Evolutionary psychology's grain problem and the cognitive neuroscience of reasoning

Abstract

Evolutionary psychology faces a significant conceptual challenge known as the “grain problem,” which arises from the often arbitrary selection of the level of description for both adaptive problems and their corresponding phenotypic solutions. While initial formulations of this problem focused on the hierarchical nesting of selection pressures, the challenge is two-dimensional, as phenotypic features—from large-scale neural pathways to specific circuits—are similarly organized into nested hierarchies. Matching a specific selection pressure to a particular cognitive module is thus complicated by the plurality of viable descriptive grains. However, this difficulty is mitigated through a multilevel, interdisciplinary methodology that integrates ecological, algorithmic, and implementational levels of analysis. Research in the cognitive neuroscience of reasoning, particularly concerning the roles of the ventromedial prefrontal cortex, the amygdala, and the superior temporal sulcus in social cognition, illustrates how researchers navigate these hierarchies. By employing reciprocal feedback between evolutionary hypotheses and neuroscientific data, the choice of descriptive grain is constrained rather than arbitrary.
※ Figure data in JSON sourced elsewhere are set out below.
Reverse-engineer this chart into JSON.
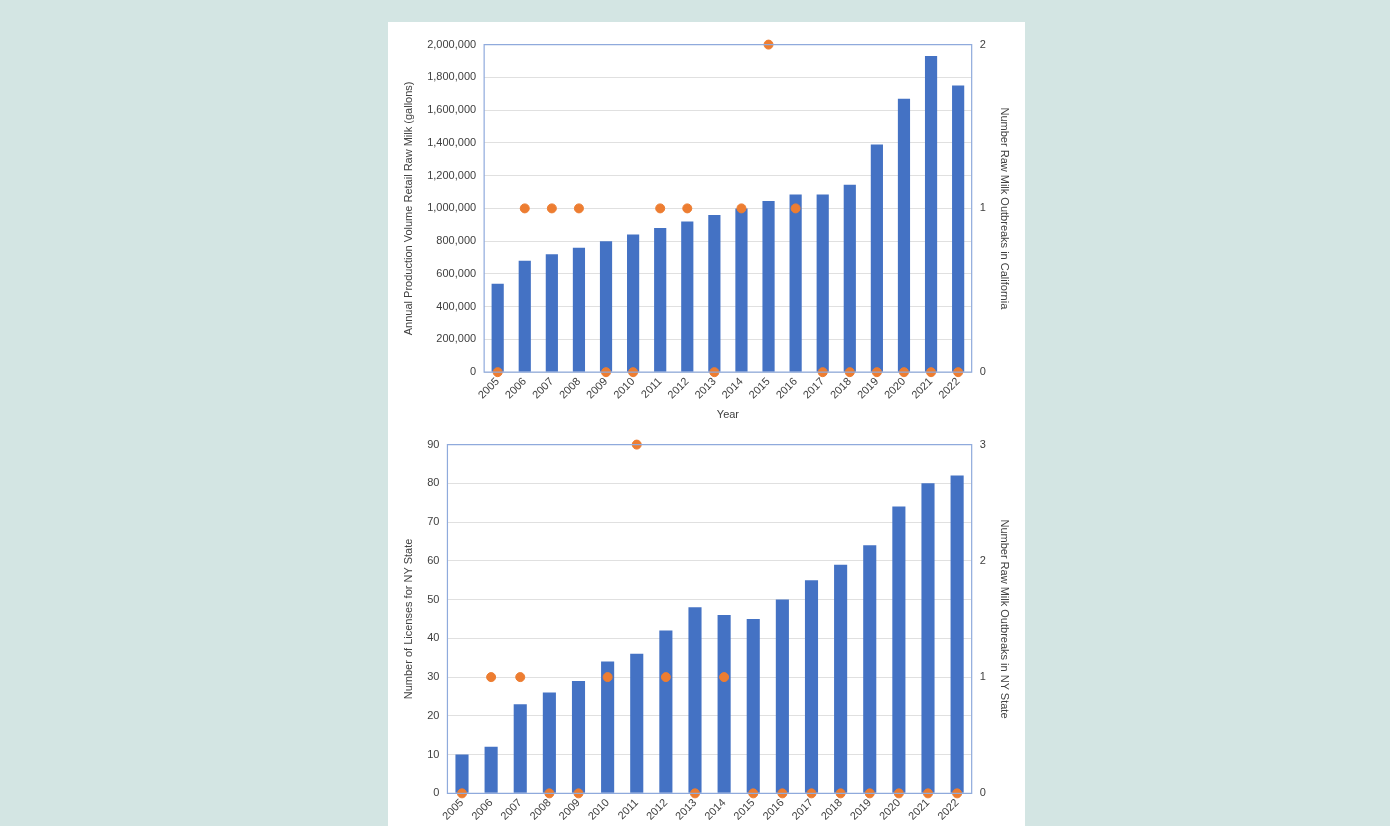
{
  "chart_data": [
    {
      "type": "bar",
      "xlabel": "Year",
      "ylabel": "Annual Production Volume Retail Raw Milk (gallons)",
      "y2label": "Number Raw Milk Outbreaks in California",
      "categories": [
        "2005",
        "2006",
        "2007",
        "2008",
        "2009",
        "2010",
        "2011",
        "2012",
        "2013",
        "2014",
        "2015",
        "2016",
        "2017",
        "2018",
        "2019",
        "2020",
        "2021",
        "2022"
      ],
      "series": [
        {
          "color": "#4472c4",
          "values": [
            540000,
            680000,
            720000,
            760000,
            800000,
            840000,
            880000,
            920000,
            960000,
            1000000,
            1045000,
            1085000,
            1085000,
            1145000,
            1390000,
            1670000,
            1930000,
            1750000
          ]
        },
        {
          "type": "scatter",
          "axis": "y2",
          "color": "#ed7d31",
          "values": [
            0,
            1,
            1,
            1,
            0,
            0,
            1,
            1,
            0,
            1,
            2,
            1,
            0,
            0,
            0,
            0,
            0,
            0
          ]
        }
      ],
      "ylim": [
        0,
        2000000
      ],
      "yticks": [
        {
          "value": 0,
          "label": "0"
        },
        {
          "value": 200000,
          "label": "200,000"
        },
        {
          "value": 400000,
          "label": "400,000"
        },
        {
          "value": 600000,
          "label": "600,000"
        },
        {
          "value": 800000,
          "label": "800,000"
        },
        {
          "value": 1000000,
          "label": "1,000,000"
        },
        {
          "value": 1200000,
          "label": "1,200,000"
        },
        {
          "value": 1400000,
          "label": "1,400,000"
        },
        {
          "value": 1600000,
          "label": "1,600,000"
        },
        {
          "value": 1800000,
          "label": "1,800,000"
        },
        {
          "value": 2000000,
          "label": "2,000,000"
        }
      ],
      "y2lim": [
        0,
        2
      ],
      "y2ticks": [
        0,
        1,
        2
      ],
      "grid": "y",
      "legend": false,
      "marker": "circle"
    },
    {
      "type": "bar",
      "ylabel": "Number of Licenses for NY State",
      "y2label": "Number Raw Milk Outbreaks in NY State",
      "categories": [
        "2005",
        "2006",
        "2007",
        "2008",
        "2009",
        "2010",
        "2011",
        "2012",
        "2013",
        "2014",
        "2015",
        "2016",
        "2017",
        "2018",
        "2019",
        "2020",
        "2021",
        "2022"
      ],
      "series": [
        {
          "color": "#4472c4",
          "values": [
            10,
            12,
            23,
            26,
            29,
            34,
            36,
            42,
            48,
            46,
            45,
            50,
            55,
            59,
            64,
            74,
            80,
            82
          ]
        },
        {
          "type": "scatter",
          "axis": "y2",
          "color": "#ed7d31",
          "values": [
            0,
            1,
            1,
            0,
            0,
            1,
            3,
            1,
            0,
            1,
            0,
            0,
            0,
            0,
            0,
            0,
            0,
            0
          ]
        }
      ],
      "ylim": [
        0,
        90
      ],
      "yticks": [
        0,
        10,
        20,
        30,
        40,
        50,
        60,
        70,
        80,
        90
      ],
      "y2lim": [
        0,
        3
      ],
      "y2ticks": [
        0,
        1,
        2,
        3
      ],
      "grid": "y",
      "legend": false,
      "marker": "circle"
    }
  ]
}
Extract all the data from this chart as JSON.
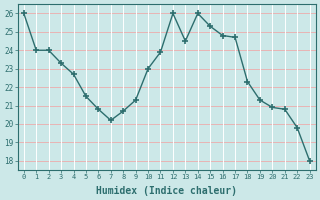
{
  "x": [
    0,
    1,
    2,
    3,
    4,
    5,
    6,
    7,
    8,
    9,
    10,
    11,
    12,
    13,
    14,
    15,
    16,
    17,
    18,
    19,
    20,
    21,
    22,
    23
  ],
  "y": [
    26,
    24,
    24,
    23.3,
    22.7,
    21.5,
    20.8,
    20.2,
    20.7,
    21.3,
    23,
    23.9,
    26,
    24.5,
    26,
    25.3,
    24.8,
    24.7,
    22.3,
    21.3,
    20.9,
    20.8,
    19.8,
    18
  ],
  "xlabel": "Humidex (Indice chaleur)",
  "ylim": [
    17.5,
    26.5
  ],
  "xlim": [
    -0.5,
    23.5
  ],
  "yticks": [
    18,
    19,
    20,
    21,
    22,
    23,
    24,
    25,
    26
  ],
  "xticks": [
    0,
    1,
    2,
    3,
    4,
    5,
    6,
    7,
    8,
    9,
    10,
    11,
    12,
    13,
    14,
    15,
    16,
    17,
    18,
    19,
    20,
    21,
    22,
    23
  ],
  "line_color": "#2d6e6e",
  "marker": "+",
  "marker_size": 5,
  "bg_color": "#cce8e8",
  "hgrid_color": "#e8b4b4",
  "vgrid_color": "#ffffff",
  "spine_color": "#2d6e6e",
  "tick_color": "#2d6e6e",
  "label_color": "#2d6e6e"
}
This approach suggests that seemingly conflicting theories, such as those concerning social exchange, hazard management, and dominance hierarchies, may be reconciled as descriptions of the same functional architecture at different levels of organization. Ultimately, the grain problem does not undermine the adaptationist program but instead highlights the necessity of a sophisticated, multilevel framework for understanding the evolved mind. – AI-generated abstract.